Göbeklitepe ve Karahantepe’de gerçek boyutlu heykeller bulundu
Şanlıurfa’da sürdürülen Göbeklitepe ve Karahantepe kazı çalışmalarında gerçek boyutlu bir yaban domuzu ve insan heykeli bulundu.
Karahantepe’deki çalışmalarda ise dönemin gerçekçi insan heykellerinden biri gün ışığına kavuşturuldu. Gerçekçi bir yüz ifadesiyle tarih öncesi sanatın örneklerinden biri olan heykel, 2,3 metre yüksekliğinde.
Kültür ve Turizm Bakanlığı tarafından yapılan açıklamaya göre, Taş Tepeler projesi kapsamında 2023 yılında 9 arkeolojik alanda sürdürülen kazı çalışmalarında çeşitli insan ve hayvan heykelleri ortaya çıkarıldı.

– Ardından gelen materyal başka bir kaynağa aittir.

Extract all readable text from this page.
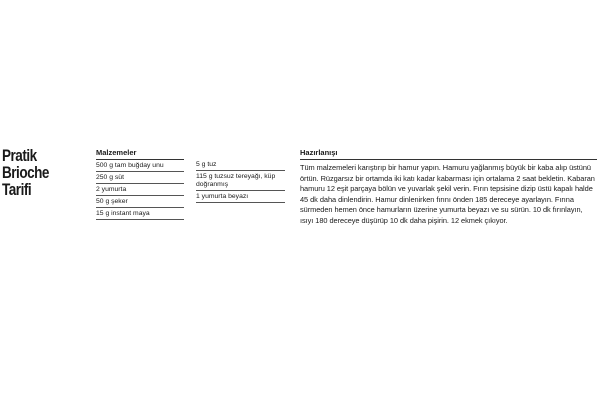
Pratik
Brioche
Tarifi
Malzemeler
500 g tam buğday unu
250 g süt
2 yumurta
50 g şeker
15 g instant maya
5 g tuz
115 g tuzsuz tereyağı, küp doğranmış
1 yumurta beyazı
Hazırlanışı
Tüm malzemeleri karıştırıp bir hamur yapın. Hamuru yağlanmış büyük bir kaba alıp üstünü örtün. Rüzgarsız bir ortamda iki katı kadar kabarması için ortalama 2 saat bekletin. Kabaran hamuru 12 eşit parçaya bölün ve yuvarlak şekil verin. Fırın tepsisine dizip üstü kapalı halde 45 dk daha dinlendirin. Hamur dinlenirken fırını önden 185 dereceye ayarlayın. Fırına sürmeden hemen önce hamurların üzerine yumurta beyazı ve su sürün. 10 dk fırınlayın, ısıyı 180 dereceye düşürüp 10 dk daha pişirin. 12 ekmek çıkıyor.
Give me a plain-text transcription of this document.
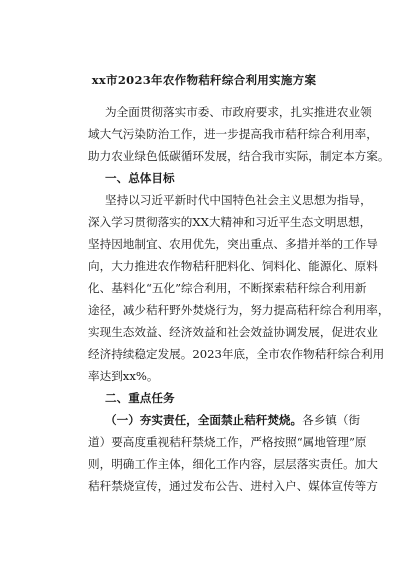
xx市2023年农作物秸秆综合利用实施方案
为全面贯彻落实市委、市政府要求，扎实推进农业领
域大气污染防治工作，进一步提高我市秸秆综合利用率，
助力农业绿色低碳循环发展，结合我市实际，制定本方案。
一、总体目标
坚持以习近平新时代中国特色社会主义思想为指导，
深入学习贯彻落实的XX大精神和习近平生态文明思想，
坚持因地制宜、农用优先，突出重点、多措并举的工作导
向，大力推进农作物秸秆肥料化、饲料化、能源化、原料
化、基料化“五化”综合利用，不断探索秸秆综合利用新
途径，减少秸秆野外焚烧行为，努力提高秸秆综合利用率，
实现生态效益、经济效益和社会效益协调发展，促进农业
经济持续稳定发展。2023年底，全市农作物秸秆综合利用
率达到xx%。
二、重点任务
（一）夯实责任，全面禁止秸秆焚烧。各乡镇（街
道）要高度重视秸秆禁烧工作，严格按照“属地管理”原
则，明确工作主体，细化工作内容，层层落实责任。加大
秸秆禁烧宣传，通过发布公告、进村入户、媒体宣传等方
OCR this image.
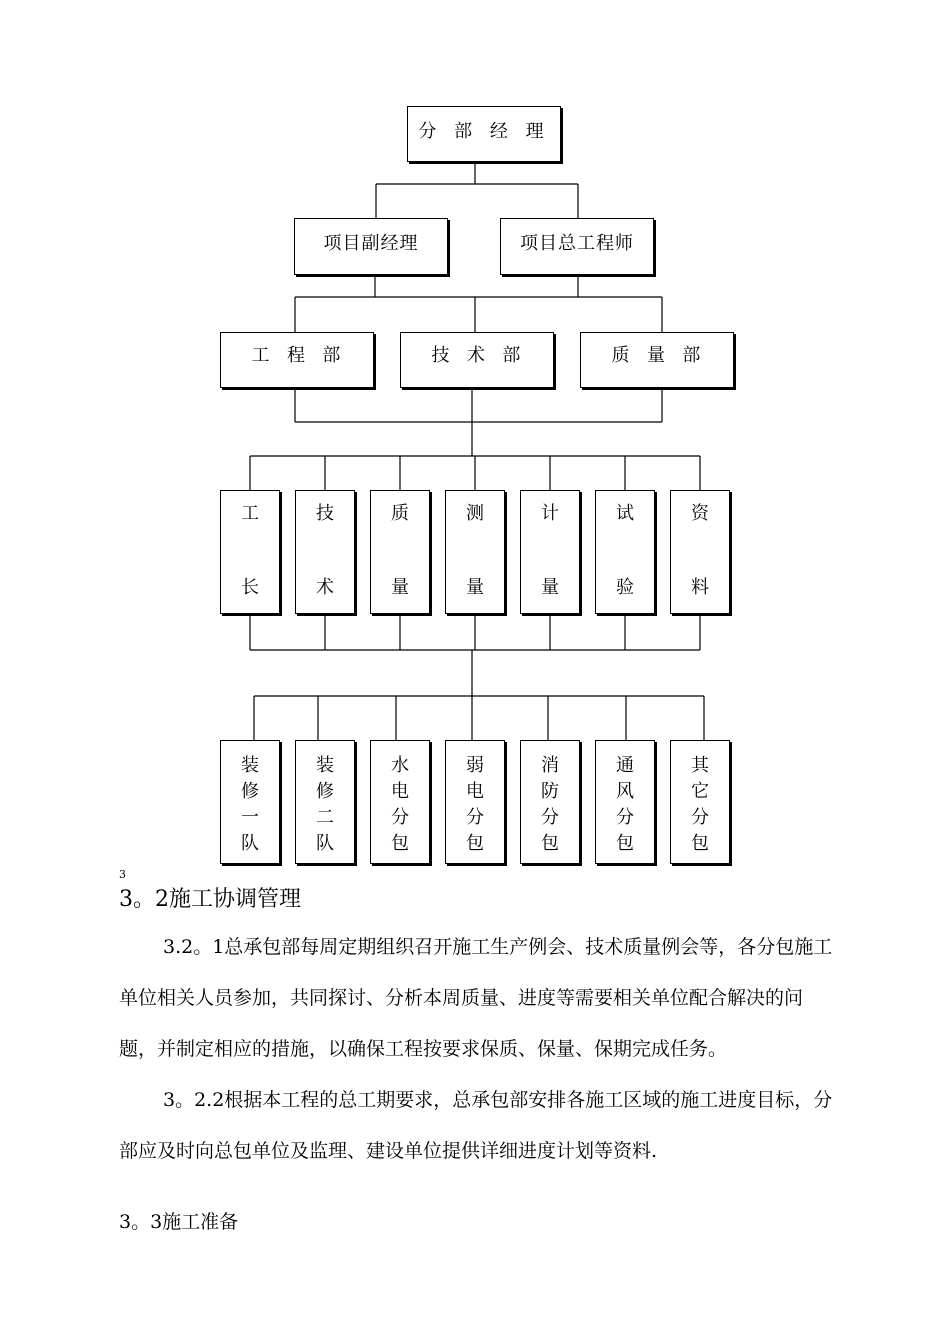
分 部 经 理
项目副经理	项目总工程师
工  程  部	技  术  部	质  量  部
工
长
技
术
质
量
测
量
计
量
试
验
资
料
装
修
一
队
装
修
二
队
水
电
分
包
弱
电
分
包
消
防
分
包
通
风
分
包
其
它
分
包
3
3。2施工协调管理
3.2。1总承包部每周定期组织召开施工生产例会、技术质量例会等，各分包施工单位相关人员参加，共同探讨、分析本周质量、进度等需要相关单位配合解决的问题，并制定相应的措施，以确保工程按要求保质、保量、保期完成任务。
3。2.2根据本工程的总工期要求，总承包部安排各施工区域的施工进度目标，分部应及时向总包单位及监理、建设单位提供详细进度计划等资料.
3。3施工准备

Yapılan çalışmalar sırasında Göbeklitepe’nin D yapısında kireçtaşından yapılmış, gerçek boyutlu bir yaban domuzu heykeli bulundu. Yüzeyinde kırmızı, beyaz ve siyah pigment kalıntılar görülebilen domuz heykeli, o dönemden günümüze uzanan ilk boyalı heykel olma özelliğini taşıyor.
Göbeklitepe’de keşfedilen yaban domuzu heykeli, ‘H’ şeklinde bir sembol, bir hilal, iki yılan ve üç insan yüzü veya maskesi olduğu tahmin edilen süslemelere sahip bir seki üzerinde ortaya çıkarıldı.
Karahantepe’de yürütülen kazı çalışmalarında ise dönemin gerçekçi insan heykellerinden biri ortaya çıkarıldı. Gerçekçi bir yüz ifadesiyle tarih öncesi sanatın eşsiz örneklerinden biri olan heykel, 230 cm yüksekliğinde.
Heykel bir sekinin içerisinde zemine sabitlenmiş olarak bulundu. Ölü bir insanı çağrıştıran kaburga, omurga ve omuz kemiklerinin öne çıktığı oturur vaziyetteki heykelin bulunduğu alanda duvara yerleştirilmiş bir akbaba heykeli ile zemine bırakılmış taş tabaklara da ulaşıldı.
Taş Tepeler
Göbekli Tepe ve çevresindeki 11 arkeolojik alan, Anadolu’nun ve Yukarı Mezopotamya’nın yerleşik hayata geçen en eski topluluklarına ev sahipliği yapıyor. 200 kilometrelik bir alana yayılmış vaziyetteki ‘taş tepelerin’ insanlık tarihi için az bilinen bir dönemi aydınlatması bekleniyor. ‘Taş Tepeler’de ortaya çıkan anıtsal yapıların, insanların bir araya geldiği komünal mekanlar olduğuna inanılıyor.
Taş Tepeler, Göbekli Tepe ile çağdaş olan ve benzer özellikler taşıyan başka yerler de olduğunu gösteriyor. Bu yerlerin tamamının yüksek tepeler üzerinde, avcılık için ideal alanlarda olduğu anlaşılıyor. Bu alanların yakın çevresinde bulunan av yerleri de bu görüşü destekler nitelikte.
Göbekli Tepe’nin tarihi MÖ 9600’lere kadar uzanıyor ve yaklaşık 1500 yıllık kesintisiz bir süreci yansıtıyor. Bizim Göbekli Tepe ile tanıdığımız bu süreç, aslında geniş bir coğrafyayı kapsıyor ve dinamizmini uzun süre koruyor.